Эти самые галстуки, кстати, колючую проволоку и заменяют. Пока ты в поселке, все нормально, никакого дискомфорта. Но стоит выскочить за пределы излучения Хозяюшек, пиши пропало – ошейник начинает тебя душить до тех пор, пока внутрь не вернешься. Ну, или пока язык не почернеет. Как потом узнал, с их помощью на Интернате поддерживается дисциплина: они охраняют воспитанников от побега, они же не позволяют общаться населению женского и мужского поселков, расположенных на разных сторонах поляны…
И вот идут, значит, воспитанники, напевают что-то уныло. А вокруг колонны, словно боты сторожевые, взрослые – человек десять, все в черном. С дубинками, веревочными наручниками, в толстых таких плащах, которые ни прокусить, ни проткнуть.
Это, как я узнал совсем скоро, были Пастухи – так население Интерната называет своих надзирателей и надсмотрщиков. Жуть, а не людишки, клянусь! Зрачки у всех одинаковые, как у братьев родных – белесые, бесцветные, словно желе недоваренное. Ресницы светлые, длиннющие, от чего зенки кажутся огромными провалами, куда и заглядывать-то страшно – будто туман там живой, движется неспешно и тебя в ответ рассматривает.
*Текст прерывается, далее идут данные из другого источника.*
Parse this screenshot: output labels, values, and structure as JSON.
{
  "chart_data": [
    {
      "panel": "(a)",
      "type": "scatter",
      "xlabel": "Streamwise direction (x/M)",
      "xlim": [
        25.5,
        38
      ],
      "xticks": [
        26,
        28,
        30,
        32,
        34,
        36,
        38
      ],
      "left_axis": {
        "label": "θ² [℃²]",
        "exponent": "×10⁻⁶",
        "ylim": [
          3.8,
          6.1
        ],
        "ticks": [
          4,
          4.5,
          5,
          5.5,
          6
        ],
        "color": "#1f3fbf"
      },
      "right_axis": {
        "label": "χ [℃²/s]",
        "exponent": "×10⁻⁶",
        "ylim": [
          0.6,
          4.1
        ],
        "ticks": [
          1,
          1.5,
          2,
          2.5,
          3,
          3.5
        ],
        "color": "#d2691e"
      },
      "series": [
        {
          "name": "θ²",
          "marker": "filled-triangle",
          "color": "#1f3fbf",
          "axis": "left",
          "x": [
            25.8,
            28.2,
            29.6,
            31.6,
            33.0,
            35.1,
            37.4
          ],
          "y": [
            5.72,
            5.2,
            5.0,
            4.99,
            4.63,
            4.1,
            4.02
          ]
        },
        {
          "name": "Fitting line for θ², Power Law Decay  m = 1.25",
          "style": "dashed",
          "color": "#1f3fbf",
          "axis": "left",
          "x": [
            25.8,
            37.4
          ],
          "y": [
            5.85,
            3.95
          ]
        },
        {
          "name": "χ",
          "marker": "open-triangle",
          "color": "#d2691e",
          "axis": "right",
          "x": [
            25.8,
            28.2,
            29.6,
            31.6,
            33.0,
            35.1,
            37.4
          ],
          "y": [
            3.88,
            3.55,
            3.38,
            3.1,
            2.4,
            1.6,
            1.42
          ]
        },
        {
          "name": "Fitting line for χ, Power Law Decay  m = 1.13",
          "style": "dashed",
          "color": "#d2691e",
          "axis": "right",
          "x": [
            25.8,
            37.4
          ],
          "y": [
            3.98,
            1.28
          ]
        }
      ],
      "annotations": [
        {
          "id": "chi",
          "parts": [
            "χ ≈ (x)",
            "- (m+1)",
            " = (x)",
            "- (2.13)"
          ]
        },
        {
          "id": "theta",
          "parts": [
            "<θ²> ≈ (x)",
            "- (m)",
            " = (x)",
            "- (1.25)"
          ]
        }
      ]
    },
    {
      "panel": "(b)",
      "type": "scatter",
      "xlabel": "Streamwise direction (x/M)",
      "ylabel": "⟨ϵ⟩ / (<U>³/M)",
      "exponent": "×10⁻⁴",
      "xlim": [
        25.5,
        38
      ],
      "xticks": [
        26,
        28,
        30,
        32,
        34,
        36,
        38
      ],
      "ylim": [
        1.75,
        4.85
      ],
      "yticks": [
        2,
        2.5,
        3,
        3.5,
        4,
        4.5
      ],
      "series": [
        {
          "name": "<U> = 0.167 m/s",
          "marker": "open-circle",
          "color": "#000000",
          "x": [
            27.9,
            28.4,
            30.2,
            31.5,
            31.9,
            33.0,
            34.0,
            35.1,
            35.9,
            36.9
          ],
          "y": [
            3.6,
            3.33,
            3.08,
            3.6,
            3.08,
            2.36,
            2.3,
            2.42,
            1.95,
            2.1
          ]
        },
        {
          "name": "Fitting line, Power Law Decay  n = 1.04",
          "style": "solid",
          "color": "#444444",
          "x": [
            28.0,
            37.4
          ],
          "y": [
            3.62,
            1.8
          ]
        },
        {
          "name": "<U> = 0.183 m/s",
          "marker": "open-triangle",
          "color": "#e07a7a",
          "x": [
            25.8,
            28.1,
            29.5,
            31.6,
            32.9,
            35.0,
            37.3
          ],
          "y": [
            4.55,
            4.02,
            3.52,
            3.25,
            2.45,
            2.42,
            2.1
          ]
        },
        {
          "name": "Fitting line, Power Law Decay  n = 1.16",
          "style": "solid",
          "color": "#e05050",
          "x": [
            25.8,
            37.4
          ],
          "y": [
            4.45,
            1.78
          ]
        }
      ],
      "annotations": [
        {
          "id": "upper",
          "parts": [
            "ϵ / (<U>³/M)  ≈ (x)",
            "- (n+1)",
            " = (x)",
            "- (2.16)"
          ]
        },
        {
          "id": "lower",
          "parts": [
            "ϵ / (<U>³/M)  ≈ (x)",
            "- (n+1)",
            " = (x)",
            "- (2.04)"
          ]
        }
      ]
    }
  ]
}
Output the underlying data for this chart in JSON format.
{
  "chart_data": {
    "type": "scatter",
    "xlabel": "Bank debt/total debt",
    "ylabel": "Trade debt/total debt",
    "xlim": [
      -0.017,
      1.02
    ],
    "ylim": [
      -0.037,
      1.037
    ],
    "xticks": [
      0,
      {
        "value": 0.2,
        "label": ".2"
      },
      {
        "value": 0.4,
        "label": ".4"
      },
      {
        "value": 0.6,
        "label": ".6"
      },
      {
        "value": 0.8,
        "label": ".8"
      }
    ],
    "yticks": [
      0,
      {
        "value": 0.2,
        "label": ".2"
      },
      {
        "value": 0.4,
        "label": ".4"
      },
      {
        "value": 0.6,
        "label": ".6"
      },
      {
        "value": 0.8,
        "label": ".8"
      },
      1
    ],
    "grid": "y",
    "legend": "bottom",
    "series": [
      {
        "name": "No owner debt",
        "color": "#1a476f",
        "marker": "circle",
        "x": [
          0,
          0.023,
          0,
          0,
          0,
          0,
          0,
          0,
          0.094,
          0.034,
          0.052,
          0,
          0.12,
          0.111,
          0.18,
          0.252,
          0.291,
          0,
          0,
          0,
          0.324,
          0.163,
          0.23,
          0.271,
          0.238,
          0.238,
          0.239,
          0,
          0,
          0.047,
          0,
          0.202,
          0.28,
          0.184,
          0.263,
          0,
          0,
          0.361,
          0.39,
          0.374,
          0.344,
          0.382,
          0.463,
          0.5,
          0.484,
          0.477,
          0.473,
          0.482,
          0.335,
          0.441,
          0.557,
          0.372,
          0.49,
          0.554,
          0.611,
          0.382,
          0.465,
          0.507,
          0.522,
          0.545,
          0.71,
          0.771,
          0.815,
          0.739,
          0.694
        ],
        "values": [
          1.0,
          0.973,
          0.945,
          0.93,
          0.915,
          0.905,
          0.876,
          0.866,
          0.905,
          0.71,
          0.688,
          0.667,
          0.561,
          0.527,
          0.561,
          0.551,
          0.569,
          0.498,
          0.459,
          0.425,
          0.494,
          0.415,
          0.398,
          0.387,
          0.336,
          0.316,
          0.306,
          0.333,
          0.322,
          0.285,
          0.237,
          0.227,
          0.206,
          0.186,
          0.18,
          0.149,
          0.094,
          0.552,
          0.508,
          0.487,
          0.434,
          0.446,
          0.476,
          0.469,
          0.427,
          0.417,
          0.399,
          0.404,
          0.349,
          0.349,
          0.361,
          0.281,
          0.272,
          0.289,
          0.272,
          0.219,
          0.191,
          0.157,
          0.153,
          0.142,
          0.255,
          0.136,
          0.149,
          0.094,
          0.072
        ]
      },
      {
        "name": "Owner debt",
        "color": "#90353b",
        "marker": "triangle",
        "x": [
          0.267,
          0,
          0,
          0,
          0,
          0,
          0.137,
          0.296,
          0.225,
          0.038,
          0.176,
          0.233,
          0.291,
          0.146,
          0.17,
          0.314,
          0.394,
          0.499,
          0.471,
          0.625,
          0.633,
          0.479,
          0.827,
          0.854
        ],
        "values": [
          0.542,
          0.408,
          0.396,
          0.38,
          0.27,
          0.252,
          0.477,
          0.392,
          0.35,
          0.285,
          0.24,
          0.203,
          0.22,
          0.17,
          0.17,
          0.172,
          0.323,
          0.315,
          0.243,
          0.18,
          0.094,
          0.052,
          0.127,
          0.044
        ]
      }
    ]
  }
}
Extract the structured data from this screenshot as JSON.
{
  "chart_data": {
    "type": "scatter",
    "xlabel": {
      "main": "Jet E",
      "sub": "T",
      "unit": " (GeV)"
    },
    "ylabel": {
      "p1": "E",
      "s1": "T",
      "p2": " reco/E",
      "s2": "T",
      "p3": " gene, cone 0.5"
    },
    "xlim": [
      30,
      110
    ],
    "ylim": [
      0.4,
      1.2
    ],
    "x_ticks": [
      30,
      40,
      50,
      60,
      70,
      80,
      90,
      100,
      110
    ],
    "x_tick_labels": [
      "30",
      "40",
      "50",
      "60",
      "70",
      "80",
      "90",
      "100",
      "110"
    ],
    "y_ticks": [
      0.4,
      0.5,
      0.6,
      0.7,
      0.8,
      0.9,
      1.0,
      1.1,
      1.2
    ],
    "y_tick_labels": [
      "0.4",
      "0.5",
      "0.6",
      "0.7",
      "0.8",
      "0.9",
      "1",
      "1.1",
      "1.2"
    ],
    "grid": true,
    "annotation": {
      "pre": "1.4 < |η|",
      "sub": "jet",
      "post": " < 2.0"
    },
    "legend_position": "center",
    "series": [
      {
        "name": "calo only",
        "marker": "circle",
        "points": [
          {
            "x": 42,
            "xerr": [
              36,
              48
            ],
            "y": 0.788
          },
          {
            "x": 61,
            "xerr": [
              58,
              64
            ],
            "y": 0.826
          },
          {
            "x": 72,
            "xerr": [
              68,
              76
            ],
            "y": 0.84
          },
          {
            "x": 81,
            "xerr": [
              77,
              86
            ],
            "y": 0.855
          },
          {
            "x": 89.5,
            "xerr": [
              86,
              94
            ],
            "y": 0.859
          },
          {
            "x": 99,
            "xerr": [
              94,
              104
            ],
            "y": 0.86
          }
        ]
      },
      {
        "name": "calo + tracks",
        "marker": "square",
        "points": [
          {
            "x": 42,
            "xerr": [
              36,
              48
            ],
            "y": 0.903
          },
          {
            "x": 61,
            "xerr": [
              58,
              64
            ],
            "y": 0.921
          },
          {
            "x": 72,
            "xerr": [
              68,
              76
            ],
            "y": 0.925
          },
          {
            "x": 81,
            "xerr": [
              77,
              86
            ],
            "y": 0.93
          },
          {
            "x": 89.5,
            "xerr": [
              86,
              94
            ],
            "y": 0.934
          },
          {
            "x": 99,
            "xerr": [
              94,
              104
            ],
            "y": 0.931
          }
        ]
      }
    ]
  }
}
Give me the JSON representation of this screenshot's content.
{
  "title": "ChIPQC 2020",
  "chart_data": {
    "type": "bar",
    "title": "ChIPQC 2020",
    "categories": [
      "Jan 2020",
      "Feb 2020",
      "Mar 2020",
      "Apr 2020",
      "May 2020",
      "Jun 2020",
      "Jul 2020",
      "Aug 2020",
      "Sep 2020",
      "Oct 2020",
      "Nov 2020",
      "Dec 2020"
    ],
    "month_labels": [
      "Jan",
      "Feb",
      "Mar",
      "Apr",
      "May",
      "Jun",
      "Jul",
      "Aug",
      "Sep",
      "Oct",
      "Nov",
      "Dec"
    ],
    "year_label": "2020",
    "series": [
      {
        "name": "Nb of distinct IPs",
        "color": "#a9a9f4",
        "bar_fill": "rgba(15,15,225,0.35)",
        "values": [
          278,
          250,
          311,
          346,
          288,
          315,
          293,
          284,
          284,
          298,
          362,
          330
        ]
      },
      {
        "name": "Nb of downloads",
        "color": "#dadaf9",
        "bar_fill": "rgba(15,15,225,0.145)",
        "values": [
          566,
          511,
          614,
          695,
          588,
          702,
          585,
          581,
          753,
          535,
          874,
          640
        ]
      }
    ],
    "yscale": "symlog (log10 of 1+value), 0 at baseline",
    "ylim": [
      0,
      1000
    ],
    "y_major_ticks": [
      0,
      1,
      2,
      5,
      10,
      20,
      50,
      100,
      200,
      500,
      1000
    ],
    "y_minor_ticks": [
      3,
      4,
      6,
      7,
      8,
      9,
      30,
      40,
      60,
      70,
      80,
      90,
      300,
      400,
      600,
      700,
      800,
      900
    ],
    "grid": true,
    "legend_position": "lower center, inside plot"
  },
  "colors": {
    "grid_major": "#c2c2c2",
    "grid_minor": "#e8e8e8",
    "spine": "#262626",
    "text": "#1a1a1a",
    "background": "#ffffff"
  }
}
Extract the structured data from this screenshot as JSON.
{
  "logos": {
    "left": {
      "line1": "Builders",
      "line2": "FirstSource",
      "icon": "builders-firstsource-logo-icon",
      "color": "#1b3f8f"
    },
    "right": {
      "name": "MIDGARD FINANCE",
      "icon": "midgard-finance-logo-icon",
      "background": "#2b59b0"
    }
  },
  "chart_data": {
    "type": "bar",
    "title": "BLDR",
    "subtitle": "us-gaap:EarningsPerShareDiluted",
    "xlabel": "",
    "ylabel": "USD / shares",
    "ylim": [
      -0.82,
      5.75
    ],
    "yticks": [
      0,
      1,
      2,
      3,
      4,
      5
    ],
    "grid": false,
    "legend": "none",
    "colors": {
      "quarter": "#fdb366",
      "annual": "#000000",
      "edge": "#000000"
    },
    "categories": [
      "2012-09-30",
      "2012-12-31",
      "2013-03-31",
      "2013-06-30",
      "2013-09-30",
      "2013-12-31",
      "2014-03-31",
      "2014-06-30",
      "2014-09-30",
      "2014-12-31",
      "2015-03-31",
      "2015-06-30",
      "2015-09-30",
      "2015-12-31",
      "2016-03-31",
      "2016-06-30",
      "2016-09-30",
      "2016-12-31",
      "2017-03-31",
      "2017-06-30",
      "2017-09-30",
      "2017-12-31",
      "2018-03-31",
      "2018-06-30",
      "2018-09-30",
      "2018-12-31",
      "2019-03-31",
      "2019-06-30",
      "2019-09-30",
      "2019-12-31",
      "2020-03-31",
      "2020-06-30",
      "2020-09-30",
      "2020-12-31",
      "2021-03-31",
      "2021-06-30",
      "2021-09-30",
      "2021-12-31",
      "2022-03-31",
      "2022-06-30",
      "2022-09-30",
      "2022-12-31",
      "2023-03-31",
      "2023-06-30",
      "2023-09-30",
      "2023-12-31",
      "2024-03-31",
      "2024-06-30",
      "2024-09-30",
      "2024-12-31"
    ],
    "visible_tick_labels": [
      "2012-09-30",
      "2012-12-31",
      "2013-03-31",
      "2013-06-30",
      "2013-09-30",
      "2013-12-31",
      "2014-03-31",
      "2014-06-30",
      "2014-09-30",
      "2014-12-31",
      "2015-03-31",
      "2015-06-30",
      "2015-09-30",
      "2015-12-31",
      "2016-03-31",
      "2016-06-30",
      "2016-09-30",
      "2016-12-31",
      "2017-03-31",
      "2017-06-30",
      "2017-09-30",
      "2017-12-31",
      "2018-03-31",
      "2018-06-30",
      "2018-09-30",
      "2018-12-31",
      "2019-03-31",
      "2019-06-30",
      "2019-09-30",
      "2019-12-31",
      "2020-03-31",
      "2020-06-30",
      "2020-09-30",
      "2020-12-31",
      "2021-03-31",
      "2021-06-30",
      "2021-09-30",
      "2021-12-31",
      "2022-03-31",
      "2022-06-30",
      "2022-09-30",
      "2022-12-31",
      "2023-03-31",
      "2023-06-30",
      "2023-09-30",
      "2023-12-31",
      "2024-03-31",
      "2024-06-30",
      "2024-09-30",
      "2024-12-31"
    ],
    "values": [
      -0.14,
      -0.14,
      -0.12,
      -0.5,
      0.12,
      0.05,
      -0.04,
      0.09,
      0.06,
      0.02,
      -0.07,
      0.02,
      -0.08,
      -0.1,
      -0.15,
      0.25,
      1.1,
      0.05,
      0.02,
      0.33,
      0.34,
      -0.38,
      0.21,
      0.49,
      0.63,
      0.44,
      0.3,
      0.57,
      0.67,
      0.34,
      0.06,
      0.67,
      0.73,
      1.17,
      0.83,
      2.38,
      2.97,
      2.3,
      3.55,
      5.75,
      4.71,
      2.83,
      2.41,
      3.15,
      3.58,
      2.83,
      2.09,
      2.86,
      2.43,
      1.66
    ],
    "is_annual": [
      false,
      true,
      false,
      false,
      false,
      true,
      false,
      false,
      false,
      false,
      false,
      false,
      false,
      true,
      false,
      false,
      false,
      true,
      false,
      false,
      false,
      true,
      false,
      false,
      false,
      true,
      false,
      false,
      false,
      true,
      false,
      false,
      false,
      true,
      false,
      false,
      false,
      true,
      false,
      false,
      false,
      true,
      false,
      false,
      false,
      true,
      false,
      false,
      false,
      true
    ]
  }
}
И вот ходят эти дядьки в черных-пречерных плащах вокруг колонны детей. Всех в ногу маршировать заставляют, да еще и песенку какую-то разучивать. Я как допер, во что влипнуть умудрился, сразу – задний ход. А за спиной у меня уже двое Пастухов с дубинками. И улыбаются, гады, так, что я чуть в обморок не грохнулся – даже храбриться не стану…
Хватают меня, смеются. Я в крик, отбиваться давай, колонна встала, на меня с натуральным интересом смотрят… Долго брыкаться, как понимаете, мне не дали – хлопнули дубинкой меж лопаток, руки веревкой скрутили. Все обыскивали да допытывались, как я галстук снять сумел…
А потом смекнули – новенький я, беглец с другой поляны, у них такое не первый раз случалось. Ох, сволочи, как же довольно они ржать начали. Ресницами огроменными «хлоп-хлоп», а в зрачках пустота плавает и сама себя переваривает. Меня чуть не стошнило. Вроде и взрослые, а будто нелюди какие-то, не лучше Красимиры…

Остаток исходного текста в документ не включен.